O homem ou a mulher que encontramos na padaria, nas relações de trabalho, de lazer ou estudo, o homem ou a mulher que transitam nas ruas e no consultório são e não são as mesmas pessoas. Nos deparamos com partes de alguém que se reconhece em partes de si mesmo. Parece contraditório dizer que o indivíduo (indivisível por natureza) se dividi em várias faces de si, mas, de fato, contraditórias são suas atitudes, suas respostas e reações. Há quem se conheça de maneira tão perfeita que possa se apresentar tão inteiro? O autoconhecimento é uma tarefa laboriosa. Requer disposição para adentrar o que é aversivo e para descobrir o inacreditável.
O mundo privado, subjetivo, por muito tempo foi inadentrável, não sendo permitido pensar ou sentir de modo diferente ao que se impunha socialmente. Por isso, a mente e o que ela carregava deveriam ser mantidos na invisibilidade, como se, desprezados, deixassem de importar e impactar a vida. O ser não se definia por seu modo de ver ou significar as coisas, mas sim por aquilo que fazia ou produzia.

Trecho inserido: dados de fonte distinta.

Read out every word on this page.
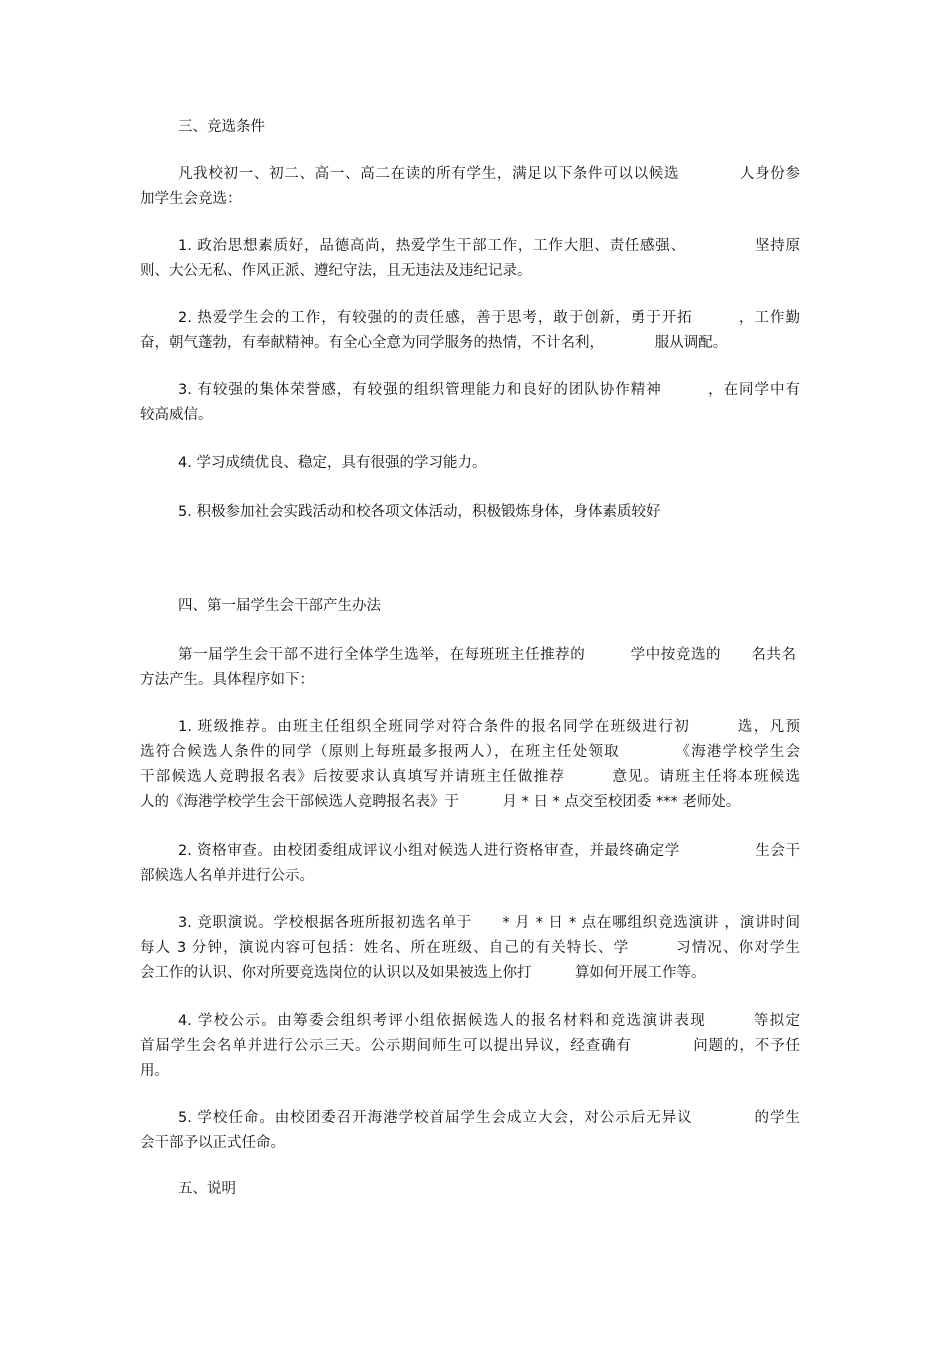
三、竞选条件
凡我校初一、初二、高一、高二在读的所有学生，满足以下条件可以以候选　　　　人身份参
加学生会竞选：
1. 政治思想素质好，品德高尚，热爱学生干部工作，工作大胆、责任感强、　　　　　坚持原
则、大公无私、作风正派、遵纪守法，且无违法及违纪记录。
2. 热爱学生会的工作，有较强的的责任感，善于思考，敢于创新，勇于开拓　　　，工作勤
奋，朝气蓬勃，有奉献精神。有全心全意为同学服务的热情，不计名利，　　　　服从调配。
3. 有较强的集体荣誉感，有较强的组织管理能力和良好的团队协作精神　　　，在同学中有
较高威信。
4. 学习成绩优良、稳定，具有很强的学习能力。
5. 积极参加社会实践活动和校各项文体活动，积极锻炼身体，身体素质较好
四、第一届学生会干部产生办法
第一届学生会干部不进行全体学生选举，在每班班主任推荐的　　　学中按竞选的　　名共名
方法产生。具体程序如下：
1. 班级推荐。由班主任组织全班同学对符合条件的报名同学在班级进行初　　　选，凡预
选符合候选人条件的同学（原则上每班最多报两人），在班主任处领取　　　　《海港学校学生会
干部候选人竞聘报名表》后按要求认真填写并请班主任做推荐　　　意见。请班主任将本班候选
人的《海港学校学生会干部候选人竞聘报名表》于　　　月 * 日 * 点交至校团委 *** 老师处。
2. 资格审查。由校团委组成评议小组对候选人进行资格审查，并最终确定学　　　　　生会干
部候选人名单并进行公示。
3. 竞职演说。学校根据各班所报初选名单于　　* 月 * 日 * 点在哪组织竞选演讲 ，演讲时间
每人 3 分钟，演说内容可包括：姓名、所在班级、自己的有关特长、学　　　习情况、你对学生
会工作的认识、你对所要竞选岗位的认识以及如果被选上你打　　　算如何开展工作等。
4. 学校公示。由筹委会组织考评小组依据候选人的报名材料和竞选演讲表现　　　等拟定
首届学生会名单并进行公示三天。公示期间师生可以提出异议，经查确有　　　　问题的，不予任
用。
5. 学校任命。由校团委召开海港学校首届学生会成立大会，对公示后无异议　　　　的学生
会干部予以正式任命。
五、说明
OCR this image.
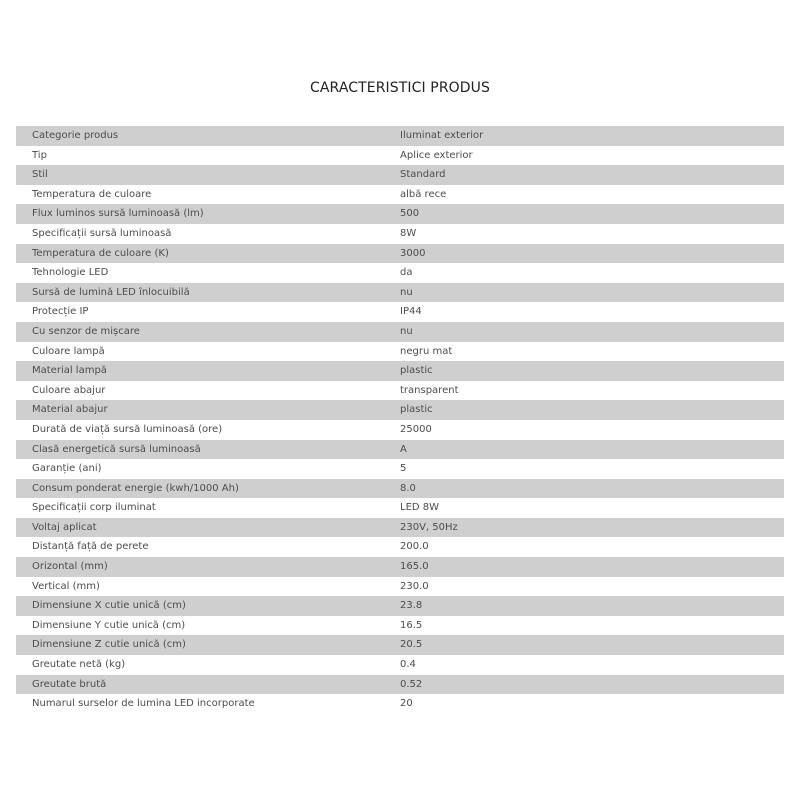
CARACTERISTICI PRODUS
Categorie produs	Iluminat exterior
Tip	Aplice exterior
Stil	Standard
Temperatura de culoare	albă rece
Flux luminos sursă luminoasă (lm)	500
Specificații sursă luminoasă	8W
Temperatura de culoare (K)	3000
Tehnologie LED	da
Sursă de lumină LED înlocuibilă	nu
Protecție IP	IP44
Cu senzor de mișcare	nu
Culoare lampă	negru mat
Material lampă	plastic
Culoare abajur	transparent
Material abajur	plastic
Durată de viață sursă luminoasă (ore)	25000
Clasă energetică sursă luminoasă	A
Garanție (ani)	5
Consum ponderat energie (kwh/1000 Ah)	8.0
Specificații corp iluminat	LED 8W
Voltaj aplicat	230V, 50Hz
Distanță față de perete	200.0
Orizontal (mm)	165.0
Vertical (mm)	230.0
Dimensiune X cutie unică (cm)	23.8
Dimensiune Y cutie unică (cm)	16.5
Dimensiune Z cutie unică (cm)	20.5
Greutate netă (kg)	0.4
Greutate brută	0.52
Numarul surselor de lumina LED incorporate	20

O trabalho dava ao homem um lugar e uma identidade. Carregamos ainda vestígios de uma ideologia pragmática, para a qual o valor de uma pessoa se confere por seus feitos utilitários. E esta é causa de intensos sofrimentos para aqueles que são vistos, mas não são olhados.
Como, no entanto, se verá por inteiro quem em partes se apresenta? Entre tantas rotinas e escolhas, há razões (racionais e não racionais) que conduzem a uma ou outra direção. Desejo e repúdio, sentido e vazio, medo e coragem, amor e raiva coabitam o mesmo espaço do eu, consciente e inconscientemente. Há quereres que se julga querer, mas foram queridos por outros. Há quereres que nunca se quis. Outros, tem- se e não se sabe. Encontramos com pessoas conhecidas e desconhecidas ao mesmo tempo. Não há uma imagem reveladora do outro, mas um ser que se toca pela história, pelas lembranças, atos e contradições que o fazem ser quem é. Um imenso conteúdo de experiências, desejos, medos, conflitos e riquezas constituem o inviolável, o inapresentável às superfícies.